Each early mariner in this sea mapped his own sep­a­rate course. There were no charts to guide him. Not a light­house marked a har­bor, not a buoy showed a reef. The wrecks were unrecorded, so count­less ven­tures came to grief on the same rocks and shoals.

Adver­tis­ing was a gam­ble, a spec­u­la­tion of the rash­est sort. One man’s guess on the proper course was as likely to be as good as another’s. There were no safe pilots, because few sailed the same course twice.

The con­di­tion has been cor­rected. Now the only uncer­tain­ties per­tain to peo­ple and to prod­ucts, not to meth­ods. It is hard to mea­sure human idio­syn­crasies, the pref­er­ences and prej­u­dices, the likes and dis­likes that exist. We can­not say that an arti­cle will be pop­u­lar, but we know how to sell it in the most effec­tive way.

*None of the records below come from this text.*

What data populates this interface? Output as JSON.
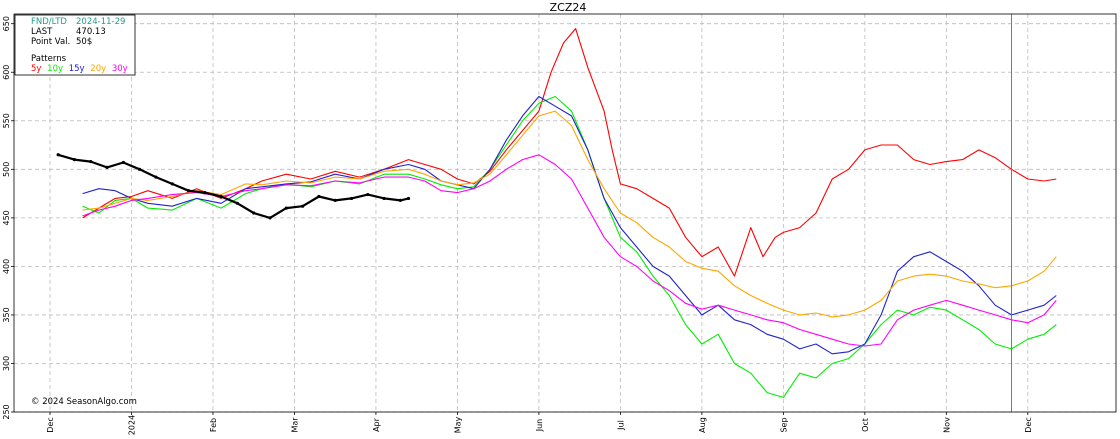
{
  "chart_data": {
    "type": "line",
    "title": "ZCZ24",
    "ylim": [
      250,
      660
    ],
    "yticks": [
      250,
      300,
      350,
      400,
      450,
      500,
      550,
      600,
      650
    ],
    "x_months": [
      "Dec",
      "2024",
      "Feb",
      "Mar",
      "Apr",
      "May",
      "Jun",
      "Jul",
      "Aug",
      "Sep",
      "Oct",
      "Nov",
      "Dec"
    ],
    "xlim": [
      0,
      12.8
    ],
    "grid": true,
    "marker_x": 11.8,
    "info": {
      "fnd_label": "FND/LTD",
      "fnd_value": "2024-11-29",
      "last_label": "LAST",
      "last_value": "470.13",
      "pv_label": "Point Val.",
      "pv_value": "50$",
      "patterns_label": "Patterns"
    },
    "copyright": "© 2024 SeasonAlgo.com",
    "series": [
      {
        "name": "5y",
        "color": "#ff0000",
        "x": [
          0.4,
          0.6,
          0.8,
          1.0,
          1.2,
          1.5,
          1.8,
          2.1,
          2.4,
          2.6,
          2.9,
          3.2,
          3.5,
          3.8,
          4.1,
          4.4,
          4.6,
          4.8,
          5.0,
          5.2,
          5.4,
          5.6,
          5.8,
          6.0,
          6.15,
          6.3,
          6.45,
          6.6,
          6.8,
          6.9,
          7.0,
          7.2,
          7.4,
          7.6,
          7.8,
          8.0,
          8.2,
          8.4,
          8.6,
          8.75,
          8.9,
          9.0,
          9.2,
          9.4,
          9.6,
          9.8,
          9.9,
          10.0,
          10.2,
          10.4,
          10.6,
          10.8,
          11.0,
          11.2,
          11.4,
          11.6,
          11.8,
          12.0,
          12.2,
          12.35
        ],
        "y": [
          450,
          460,
          470,
          472,
          478,
          470,
          480,
          470,
          480,
          488,
          495,
          490,
          498,
          492,
          500,
          510,
          505,
          500,
          490,
          485,
          498,
          520,
          540,
          560,
          600,
          630,
          645,
          605,
          560,
          520,
          485,
          480,
          470,
          460,
          430,
          410,
          420,
          390,
          440,
          410,
          430,
          435,
          440,
          455,
          490,
          500,
          510,
          520,
          525,
          525,
          510,
          505,
          508,
          510,
          520,
          512,
          500,
          490,
          488,
          490
        ]
      },
      {
        "name": "10y",
        "color": "#00ee00",
        "x": [
          0.4,
          0.6,
          0.8,
          1.0,
          1.2,
          1.5,
          1.8,
          2.1,
          2.4,
          2.6,
          2.9,
          3.2,
          3.5,
          3.8,
          4.1,
          4.4,
          4.6,
          4.8,
          5.0,
          5.2,
          5.4,
          5.6,
          5.8,
          6.0,
          6.2,
          6.4,
          6.6,
          6.8,
          7.0,
          7.2,
          7.4,
          7.6,
          7.8,
          8.0,
          8.2,
          8.4,
          8.6,
          8.8,
          9.0,
          9.2,
          9.4,
          9.6,
          9.8,
          10.0,
          10.2,
          10.4,
          10.6,
          10.8,
          11.0,
          11.2,
          11.4,
          11.6,
          11.8,
          12.0,
          12.2,
          12.35
        ],
        "y": [
          462,
          455,
          468,
          470,
          460,
          458,
          470,
          460,
          475,
          480,
          485,
          482,
          488,
          485,
          495,
          495,
          490,
          484,
          480,
          482,
          500,
          525,
          550,
          568,
          575,
          560,
          520,
          470,
          430,
          415,
          390,
          370,
          340,
          320,
          330,
          300,
          290,
          270,
          265,
          290,
          285,
          300,
          305,
          320,
          340,
          355,
          350,
          358,
          355,
          345,
          335,
          320,
          315,
          325,
          330,
          340
        ]
      },
      {
        "name": "15y",
        "color": "#2222cc",
        "x": [
          0.4,
          0.6,
          0.8,
          1.0,
          1.2,
          1.5,
          1.8,
          2.1,
          2.4,
          2.6,
          2.9,
          3.2,
          3.5,
          3.8,
          4.1,
          4.4,
          4.6,
          4.8,
          5.0,
          5.2,
          5.4,
          5.6,
          5.8,
          6.0,
          6.2,
          6.4,
          6.6,
          6.8,
          7.0,
          7.2,
          7.4,
          7.6,
          7.8,
          8.0,
          8.2,
          8.4,
          8.6,
          8.8,
          9.0,
          9.2,
          9.4,
          9.6,
          9.8,
          10.0,
          10.2,
          10.4,
          10.6,
          10.8,
          11.0,
          11.2,
          11.4,
          11.6,
          11.8,
          12.0,
          12.2,
          12.35
        ],
        "y": [
          475,
          480,
          478,
          470,
          465,
          462,
          470,
          465,
          480,
          482,
          485,
          487,
          495,
          490,
          500,
          505,
          500,
          488,
          484,
          480,
          500,
          530,
          555,
          575,
          565,
          555,
          520,
          470,
          440,
          420,
          400,
          390,
          370,
          350,
          360,
          345,
          340,
          330,
          325,
          315,
          320,
          310,
          312,
          320,
          350,
          395,
          410,
          415,
          405,
          395,
          380,
          360,
          350,
          355,
          360,
          370
        ]
      },
      {
        "name": "20y",
        "color": "#ffa500",
        "x": [
          0.4,
          0.6,
          0.8,
          1.0,
          1.2,
          1.5,
          1.8,
          2.1,
          2.4,
          2.6,
          2.9,
          3.2,
          3.5,
          3.8,
          4.1,
          4.4,
          4.6,
          4.8,
          5.0,
          5.2,
          5.4,
          5.6,
          5.8,
          6.0,
          6.2,
          6.4,
          6.6,
          6.8,
          7.0,
          7.2,
          7.4,
          7.6,
          7.8,
          8.0,
          8.2,
          8.4,
          8.6,
          8.8,
          9.0,
          9.2,
          9.4,
          9.6,
          9.8,
          10.0,
          10.2,
          10.4,
          10.6,
          10.8,
          11.0,
          11.2,
          11.4,
          11.6,
          11.8,
          12.0,
          12.2,
          12.35
        ],
        "y": [
          458,
          460,
          465,
          470,
          468,
          472,
          478,
          474,
          485,
          484,
          488,
          486,
          492,
          490,
          498,
          500,
          495,
          488,
          484,
          486,
          495,
          515,
          535,
          555,
          560,
          545,
          510,
          480,
          455,
          445,
          430,
          420,
          405,
          398,
          395,
          380,
          370,
          362,
          355,
          350,
          352,
          348,
          350,
          355,
          365,
          385,
          390,
          392,
          390,
          385,
          382,
          378,
          380,
          385,
          395,
          410
        ]
      },
      {
        "name": "30y",
        "color": "#ff00ff",
        "x": [
          0.4,
          0.6,
          0.8,
          1.0,
          1.2,
          1.5,
          1.8,
          2.1,
          2.4,
          2.6,
          2.9,
          3.2,
          3.5,
          3.8,
          4.1,
          4.4,
          4.6,
          4.8,
          5.0,
          5.2,
          5.4,
          5.6,
          5.8,
          6.0,
          6.2,
          6.4,
          6.6,
          6.8,
          7.0,
          7.2,
          7.4,
          7.6,
          7.8,
          8.0,
          8.2,
          8.4,
          8.6,
          8.8,
          9.0,
          9.2,
          9.4,
          9.6,
          9.8,
          10.0,
          10.2,
          10.4,
          10.6,
          10.8,
          11.0,
          11.2,
          11.4,
          11.6,
          11.8,
          12.0,
          12.2,
          12.35
        ],
        "y": [
          452,
          458,
          462,
          468,
          470,
          474,
          476,
          472,
          478,
          480,
          484,
          483,
          488,
          486,
          492,
          492,
          488,
          478,
          476,
          480,
          488,
          500,
          510,
          515,
          505,
          490,
          460,
          430,
          410,
          400,
          385,
          375,
          362,
          356,
          360,
          355,
          350,
          345,
          342,
          335,
          330,
          325,
          320,
          318,
          320,
          345,
          355,
          360,
          365,
          360,
          355,
          350,
          345,
          342,
          350,
          365
        ]
      },
      {
        "name": "ZCZ24",
        "color": "#000000",
        "x": [
          0.1,
          0.3,
          0.5,
          0.7,
          0.9,
          1.1,
          1.3,
          1.5,
          1.7,
          1.9,
          2.1,
          2.3,
          2.5,
          2.7,
          2.9,
          3.1,
          3.3,
          3.5,
          3.7,
          3.9,
          4.1,
          4.3,
          4.4
        ],
        "y": [
          515,
          510,
          508,
          502,
          507,
          500,
          492,
          485,
          478,
          476,
          472,
          465,
          455,
          450,
          460,
          462,
          472,
          468,
          470,
          474,
          470,
          468,
          470
        ]
      }
    ]
  }
}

Ven­tures may fail, but the fail­ures are not dis­as­ters. Losses, when they occur, are but tri­fling. And the causes are fac­tors which has noth­ing to do with the advertising.

Adver­tis­ing has flour­ished under these new con­di­tions. It has mul­ti­plied in vol­ume, in pres­tige and respect. The per­ils have increased many fold. Just because the gam­ble has become a sci­ence, the spec­u­la­tion a very con­ser­v­a­tive business.

These facts should be rec­og­nized by all. This is no proper field for sophistry or the­ory, or for any other will-o’-the-wisp. The blind lead­ing the blind is ridicu­lous. It is piti­ful in a field with such vast pos­si­bil­i­ties. Suc­cess is a rar­ity, a max­i­mum suc­cess an impos­si­bil­ity, unless one is guided by laws as immutable as the law of gravitation.

So our main pur­pose here is to set down those laws, and to tell you how to prove them for your­self. After them come a myr­iad of vari­a­tions. No two adver­tis­ing cam­paigns are ever con­ducted on lines that are iden­ti­cal. Indi­vid­u­al­ity is an essen­tial. Imi­ta­tion is a reproach. But those vari­able things which depend on inge­nu­ity have no place in a text book on adver­tis­ing. This is for ground­work only.

Our hope is to fos­ter adver­tis­ing through a bet­ter under­stand­ing. To place it on a busi­ness basis. To have it rec­og­nized as among the safest, surest ven­tures which lead to large returns. Thou­sand of con­spic­u­ous suc­cesses show its pos­si­bil­i­ties. Their vari­ety points out its almost unlim­ited scope. Yet thou­sands who need it, who can never attain their deserts with­out it, still look upon its accom­plish­ments as some­what accidental.

That was so, but it is not so now. We hope that this book will throw some new lights on the subject.